= Kennett Bros =

New Zealand trio of brothers and mountain bikers

The Kennett Bros is the business name for brothers Paul Kennett, Simon Kennett and Jonathan Kennett. They have been heavily involved in mountain biking in New Zealand since 1984, and in publishing books about cycling and cyclists. They were inducted into the Mountain Bike Hall of Fame in 2018.

==Activities==
Paul organised the first national mountain bike race in New Zealand in 1986 – the Karapoti Classic. The Kennett Bros continued to run this annually until 2002, when they sold the event.

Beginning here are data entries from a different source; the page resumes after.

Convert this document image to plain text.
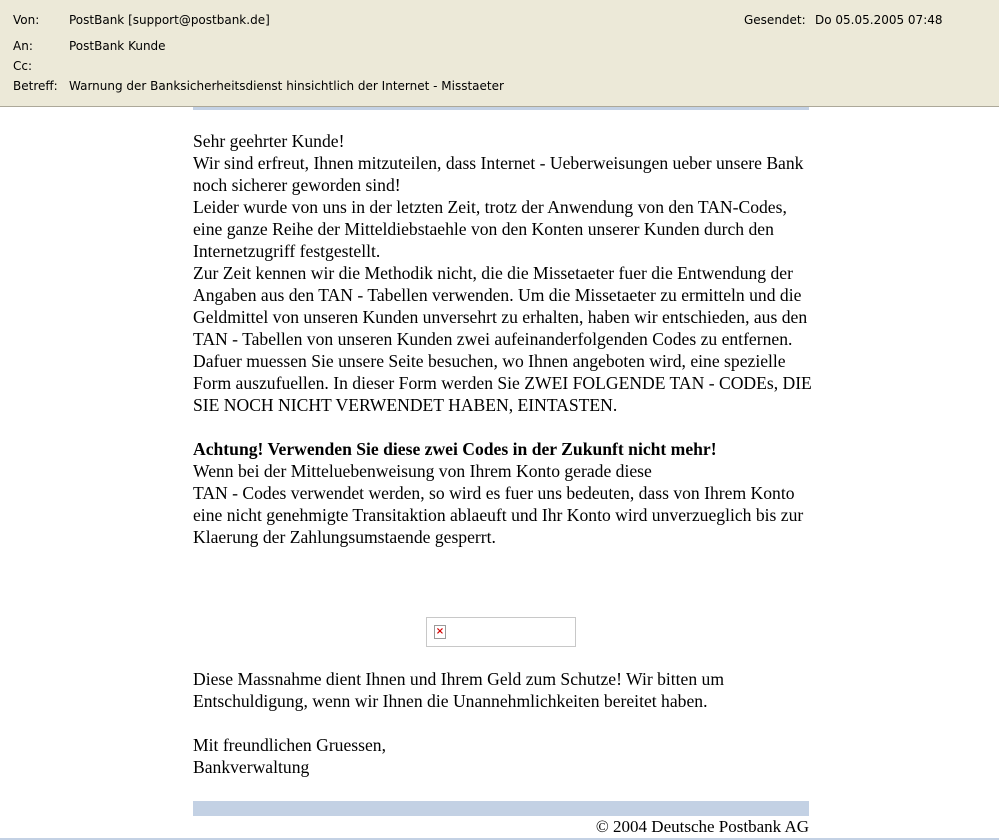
Von: PostBank [support@postbank.de]	Gesendet: Do 05.05.2005 07:48
An:	PostBank Kunde
Cc:
Betreff: Warnung der Banksicherheitsdienst hinsichtlich der Internet - Misstaeter

Sehr geehrter Kunde!

Wir sind erfreut, Ihnen mitzuteilen, dass Internet - Ueberweisungen ueber unsere Bank noch sicherer geworden sind!

Leider wurde von uns in der letzten Zeit, trotz der Anwendung von den TAN-Codes, eine ganze Reihe der Mitteldiebstaehle von den Konten unserer Kunden durch den Internetzugriff festgestellt.

Zur Zeit kennen wir die Methodik nicht, die die Missetaeter fuer die Entwendung der Angaben aus den TAN - Tabellen verwenden. Um die Missetaeter zu ermitteln und die Geldmittel von unseren Kunden unversehrt zu erhalten, haben wir entschieden, aus den TAN - Tabellen von unseren Kunden zwei aufeinanderfolgenden Codes zu entfernen.

Dafuer muessen Sie unsere Seite besuchen, wo Ihnen angeboten wird, eine spezielle Form auszufuellen. In dieser Form werden Sie ZWEI FOLGENDE TAN - CODEs, DIE SIE NOCH NICHT VERWENDET HABEN, EINTASTEN.

Achtung! Verwenden Sie diese zwei Codes in der Zukunft nicht mehr!

Wenn bei der Mitteluebenweisung von Ihrem Konto gerade diese

TAN - Codes verwendet werden, so wird es fuer uns bedeuten, dass von Ihrem Konto eine nicht genehmigte Transitaktion ablaeuft und Ihr Konto wird unverzueglich bis zur Klaerung der Zahlungsumstaende gesperrt.

×

Diese Massnahme dient Ihnen und Ihrem Geld zum Schutze! Wir bitten um Entschuldigung, wenn wir Ihnen die Unannehmlichkeiten bereitet haben.

Mit freundlichen Gruessen,

Bankverwaltung

© 2004 Deutsche Postbank AG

In 1997 they co-organised a round of the UCI Mountain Bike World Cup in Wellington.

In 1998 they started building the Wellington City Council owned Makara Peak Mountain Bike Park, which received a national recreation award in 2002 and a national conservation award in 2003.

From 2001 to 2006 the Kennett Bros coordinated a forest revegetation project at Ōtari-Wilton's Bush, in which 40,000 trees were planted over a five-year period.

The Kennett Bros helped organise the 2006 Rotorua UCI Mountain Bike & Trials World Championships.

From 2010 to 2014 the Kennett Bros were a project manager on the New Zealand Cycle Trail.

==Publishing==
Paul ran a national mountain bike magazine called Mountain Bike New Zealand Magazine from 1988 to 1990.

In 1991 the Kennett Bros wrote the first edition of Classic New Zealand Mountain Bike Rides, a national guidebook, which became a best seller. They produce new editions every three years (1993, 1996, 1999, 2002, 2005, 2008, 2011, 2014, 2017, 2019). In 2019 they announced that the tenth (2019) edition would be the last in the series.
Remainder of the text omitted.